Id rather get myself a Hope/DT set. Upgrade my drivetrain to 1x12 (Think shimano XT), Install a dropper while im at it (still havent got one). Get some new bars and a little shorter stem. Oh and i might be able to fit a set of Hope brakes with floating rotors in the same budget as well.
I get this is clearly aimed at people who spend more on the bike than i do on a car.
I might get one someday. But i also want to mention that the flag in front of my name kinda gives away that im not doing massive descends on my local trails. the style of riding i do is a bit XC-ish.
And i dont want a million levers on the bars. I think i might just go to a 1X first and then install a dropper while im at it.
Good plan, I had 2x, a dropper and Fox CTD all on the same bike once, waaaay too many cables and levers!
But to be honest. Wen i pay so much for a mountainbike im afraid to crash it. Therefore i ride it to slowly.
However, I can not conceive a world in which I would be just as happy to invest that same $700 in just one rim.
And yet I can conceive a world where Yoan Barelli is my personal bike mechanic...so perhaps I am broken after all?
Between me and my mates we have destroyed around 8 LB carbon rims in the last 4 years! And all of mine, 3 off, have been when using DH tyres on their heaviest duty so called 'DH' rim.

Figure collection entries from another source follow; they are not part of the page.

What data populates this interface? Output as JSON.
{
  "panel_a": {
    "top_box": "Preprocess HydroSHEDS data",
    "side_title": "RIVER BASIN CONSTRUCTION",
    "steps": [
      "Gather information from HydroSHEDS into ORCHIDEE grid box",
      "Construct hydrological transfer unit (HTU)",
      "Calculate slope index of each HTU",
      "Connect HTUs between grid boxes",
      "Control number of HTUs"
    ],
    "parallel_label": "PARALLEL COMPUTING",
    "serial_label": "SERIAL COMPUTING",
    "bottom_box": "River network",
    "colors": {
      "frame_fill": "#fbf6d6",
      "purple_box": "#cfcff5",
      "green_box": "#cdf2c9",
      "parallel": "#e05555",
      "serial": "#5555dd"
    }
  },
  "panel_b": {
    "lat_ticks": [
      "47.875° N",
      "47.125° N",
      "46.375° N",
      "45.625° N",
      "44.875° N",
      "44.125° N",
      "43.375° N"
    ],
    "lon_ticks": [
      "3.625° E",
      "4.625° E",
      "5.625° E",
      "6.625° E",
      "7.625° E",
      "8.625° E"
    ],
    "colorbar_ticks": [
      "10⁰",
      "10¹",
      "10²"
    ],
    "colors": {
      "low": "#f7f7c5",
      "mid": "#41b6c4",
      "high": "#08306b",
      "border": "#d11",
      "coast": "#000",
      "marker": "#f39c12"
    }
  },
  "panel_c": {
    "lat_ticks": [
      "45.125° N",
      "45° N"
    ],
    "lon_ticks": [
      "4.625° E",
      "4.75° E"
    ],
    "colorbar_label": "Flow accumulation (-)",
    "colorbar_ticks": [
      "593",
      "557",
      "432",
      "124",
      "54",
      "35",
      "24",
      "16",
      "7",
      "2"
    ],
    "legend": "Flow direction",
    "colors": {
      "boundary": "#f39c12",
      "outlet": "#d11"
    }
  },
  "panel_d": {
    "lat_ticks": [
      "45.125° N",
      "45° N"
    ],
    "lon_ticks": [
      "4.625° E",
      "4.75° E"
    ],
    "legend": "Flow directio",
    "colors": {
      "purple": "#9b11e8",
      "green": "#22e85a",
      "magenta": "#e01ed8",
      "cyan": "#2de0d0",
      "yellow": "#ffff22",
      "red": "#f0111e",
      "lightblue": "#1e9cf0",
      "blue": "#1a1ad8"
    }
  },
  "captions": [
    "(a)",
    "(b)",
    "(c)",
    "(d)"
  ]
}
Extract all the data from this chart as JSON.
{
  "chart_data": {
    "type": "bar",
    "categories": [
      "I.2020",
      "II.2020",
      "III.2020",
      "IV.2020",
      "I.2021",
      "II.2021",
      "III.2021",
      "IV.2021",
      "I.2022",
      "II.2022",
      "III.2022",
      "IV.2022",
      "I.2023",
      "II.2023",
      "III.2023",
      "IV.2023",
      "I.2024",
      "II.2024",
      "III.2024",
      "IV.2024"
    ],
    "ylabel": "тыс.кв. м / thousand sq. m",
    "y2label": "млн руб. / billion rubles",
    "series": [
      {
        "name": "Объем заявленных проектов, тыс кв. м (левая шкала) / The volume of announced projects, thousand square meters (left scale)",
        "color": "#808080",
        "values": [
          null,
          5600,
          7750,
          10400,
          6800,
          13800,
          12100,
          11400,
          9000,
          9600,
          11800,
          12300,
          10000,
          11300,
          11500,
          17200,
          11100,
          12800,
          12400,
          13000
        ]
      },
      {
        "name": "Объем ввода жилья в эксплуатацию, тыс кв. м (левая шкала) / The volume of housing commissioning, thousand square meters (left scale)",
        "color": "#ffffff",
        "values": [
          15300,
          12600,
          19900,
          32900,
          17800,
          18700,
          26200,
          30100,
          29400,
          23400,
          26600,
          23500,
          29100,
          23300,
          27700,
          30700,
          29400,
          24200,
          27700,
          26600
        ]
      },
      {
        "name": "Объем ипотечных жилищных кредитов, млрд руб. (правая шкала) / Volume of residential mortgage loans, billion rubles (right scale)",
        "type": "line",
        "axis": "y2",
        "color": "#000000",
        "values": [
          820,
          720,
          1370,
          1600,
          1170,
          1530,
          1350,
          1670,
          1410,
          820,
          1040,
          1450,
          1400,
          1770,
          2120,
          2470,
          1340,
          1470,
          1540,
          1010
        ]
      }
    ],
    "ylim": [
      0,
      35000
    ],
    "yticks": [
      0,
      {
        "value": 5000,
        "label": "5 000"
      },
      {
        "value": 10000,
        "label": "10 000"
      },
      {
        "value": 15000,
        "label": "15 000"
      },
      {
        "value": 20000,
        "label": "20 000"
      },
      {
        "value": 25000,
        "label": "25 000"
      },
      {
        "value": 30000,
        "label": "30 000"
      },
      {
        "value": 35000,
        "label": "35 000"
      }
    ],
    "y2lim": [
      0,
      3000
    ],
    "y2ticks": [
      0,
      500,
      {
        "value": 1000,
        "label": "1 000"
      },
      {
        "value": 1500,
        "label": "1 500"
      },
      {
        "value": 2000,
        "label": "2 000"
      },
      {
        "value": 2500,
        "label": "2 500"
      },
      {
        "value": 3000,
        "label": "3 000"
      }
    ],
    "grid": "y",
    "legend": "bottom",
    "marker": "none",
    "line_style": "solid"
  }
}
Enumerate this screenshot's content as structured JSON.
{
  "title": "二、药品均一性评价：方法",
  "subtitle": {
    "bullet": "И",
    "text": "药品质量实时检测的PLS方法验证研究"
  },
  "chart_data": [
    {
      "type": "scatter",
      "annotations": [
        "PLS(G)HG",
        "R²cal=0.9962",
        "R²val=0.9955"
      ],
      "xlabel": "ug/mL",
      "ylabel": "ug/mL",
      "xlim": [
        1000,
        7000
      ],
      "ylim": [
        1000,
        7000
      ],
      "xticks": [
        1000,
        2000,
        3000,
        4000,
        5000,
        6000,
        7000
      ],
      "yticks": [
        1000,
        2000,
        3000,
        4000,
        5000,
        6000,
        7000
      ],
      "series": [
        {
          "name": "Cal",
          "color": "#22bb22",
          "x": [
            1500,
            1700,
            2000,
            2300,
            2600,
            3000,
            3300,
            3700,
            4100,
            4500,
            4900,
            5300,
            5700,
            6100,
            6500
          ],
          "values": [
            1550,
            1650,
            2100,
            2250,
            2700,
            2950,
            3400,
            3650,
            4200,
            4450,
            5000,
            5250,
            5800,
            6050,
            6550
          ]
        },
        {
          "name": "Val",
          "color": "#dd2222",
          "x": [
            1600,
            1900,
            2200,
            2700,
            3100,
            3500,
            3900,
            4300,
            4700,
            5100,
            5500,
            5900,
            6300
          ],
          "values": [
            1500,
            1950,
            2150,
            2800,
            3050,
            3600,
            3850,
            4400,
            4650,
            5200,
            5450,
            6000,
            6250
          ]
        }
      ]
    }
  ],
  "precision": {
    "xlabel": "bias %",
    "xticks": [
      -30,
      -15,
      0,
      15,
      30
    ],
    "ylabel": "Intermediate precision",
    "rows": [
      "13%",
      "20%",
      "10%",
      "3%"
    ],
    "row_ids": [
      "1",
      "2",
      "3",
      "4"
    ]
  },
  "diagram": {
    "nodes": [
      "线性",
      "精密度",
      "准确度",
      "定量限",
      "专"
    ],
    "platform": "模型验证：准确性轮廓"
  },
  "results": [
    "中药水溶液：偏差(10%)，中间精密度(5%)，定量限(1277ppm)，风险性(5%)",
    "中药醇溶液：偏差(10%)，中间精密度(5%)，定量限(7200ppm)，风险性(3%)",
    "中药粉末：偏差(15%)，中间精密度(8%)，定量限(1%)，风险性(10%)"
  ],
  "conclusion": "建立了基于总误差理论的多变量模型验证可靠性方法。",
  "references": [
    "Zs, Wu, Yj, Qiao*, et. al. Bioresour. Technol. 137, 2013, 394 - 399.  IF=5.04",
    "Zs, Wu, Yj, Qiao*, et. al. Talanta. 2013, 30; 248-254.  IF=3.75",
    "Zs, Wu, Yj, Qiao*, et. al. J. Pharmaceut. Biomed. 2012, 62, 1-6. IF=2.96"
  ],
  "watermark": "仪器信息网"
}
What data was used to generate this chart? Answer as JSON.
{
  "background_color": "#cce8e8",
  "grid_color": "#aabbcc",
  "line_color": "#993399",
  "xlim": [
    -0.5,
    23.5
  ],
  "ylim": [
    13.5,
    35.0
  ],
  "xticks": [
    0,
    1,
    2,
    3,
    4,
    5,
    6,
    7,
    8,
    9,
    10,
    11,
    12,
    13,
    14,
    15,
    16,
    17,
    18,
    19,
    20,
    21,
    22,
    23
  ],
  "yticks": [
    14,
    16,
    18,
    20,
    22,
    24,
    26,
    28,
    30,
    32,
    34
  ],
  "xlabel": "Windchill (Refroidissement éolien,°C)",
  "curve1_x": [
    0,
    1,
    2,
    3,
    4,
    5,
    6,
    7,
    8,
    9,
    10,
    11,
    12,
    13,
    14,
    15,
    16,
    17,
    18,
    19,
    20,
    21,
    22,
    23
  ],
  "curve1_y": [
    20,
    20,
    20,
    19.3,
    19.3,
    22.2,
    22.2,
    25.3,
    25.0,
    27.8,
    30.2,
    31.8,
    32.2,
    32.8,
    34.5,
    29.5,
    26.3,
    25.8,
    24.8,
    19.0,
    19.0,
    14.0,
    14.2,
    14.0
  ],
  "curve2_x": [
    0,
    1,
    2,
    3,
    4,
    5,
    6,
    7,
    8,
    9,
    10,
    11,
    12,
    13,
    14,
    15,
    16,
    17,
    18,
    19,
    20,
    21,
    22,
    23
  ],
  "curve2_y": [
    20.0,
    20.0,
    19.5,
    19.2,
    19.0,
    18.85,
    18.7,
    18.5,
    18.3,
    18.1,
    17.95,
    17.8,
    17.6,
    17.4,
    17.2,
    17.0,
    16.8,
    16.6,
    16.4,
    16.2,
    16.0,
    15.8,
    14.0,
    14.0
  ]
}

Ive Still got one on the front that isn't cracked but I will be taking it off soon as personally i think they feel horrible compared to alloy rims.
A heavy duty DT swiss rim will easily out last a LB carbon rim.
For comparison I have been riding a Stans flow Ex mk2 on my 26" hardtail for 5 years and it has just given up after re-truing for probably the 6th time.
The Spank Trail Bite 295 rims that I use were cross shopped against the equivalent LB and Nextie hookless rims at the time...and the weight penalty to price equation on the rims alone meant the Spanks got the nod. Even the wheel builder was impressed with the value and build quality - enough to recommend them to other clients to this day.
When did I ever say I rode DH? I just ride XC in the rocks!
And I'm running the 29" Bead Bite 295 rims... don't recall them weighing anywhere near that much. About 490 grams each and the wheelset they are in is custom and is built for a rider weight of 105 kg...
But then I buy everything in AU$....
In which countries it will work? Turnaround time?
All I can see right now is 80 grams and $700.
I actually build DH wheels with the spokes on the low end of recommended tension for the rim, and it has a huge impact on how durable the rim is, i.e. you get a lot less dents, buckling, and pinch flats.
Just my two cents. I'm also interested to see what reasons there might be, as my reasons are pretty much from personal experience and just anecdotal.
Why on earth would you buy something 4x the price?
Carbon wheels are so stupid expensive and do nothing better
this plus the e-bike content really makes me question PB's Core-ness, though I'm probably late to that party.
Tested to destruction next to a £300/£400 wheelset. Because 700 quid for a rim is a f@&$ing joke!
They also found that a really well made aluminium rim (Newmen) was stronger than most carbon rims and only one out of the carbon group was substantially better (= worth the price).
Engineer: "Guys, our products always break, it's affecting our reputation and sales. We should do more testing and design our products to be more durable."
PR guy: "That sounds like a lot of work. How about we call it "Safe Failure Mode", pretend we made stuff that way on purpose and add $100 to the RRP"
$700 for a rim, hahahahaha get f'kd CB
So this basically means that the amount of wheel flex doesn't really matter because you adapt to it? Oh noes! All the millions in marketing dollars to get pundits waxing lyrically about "compliance" for naught!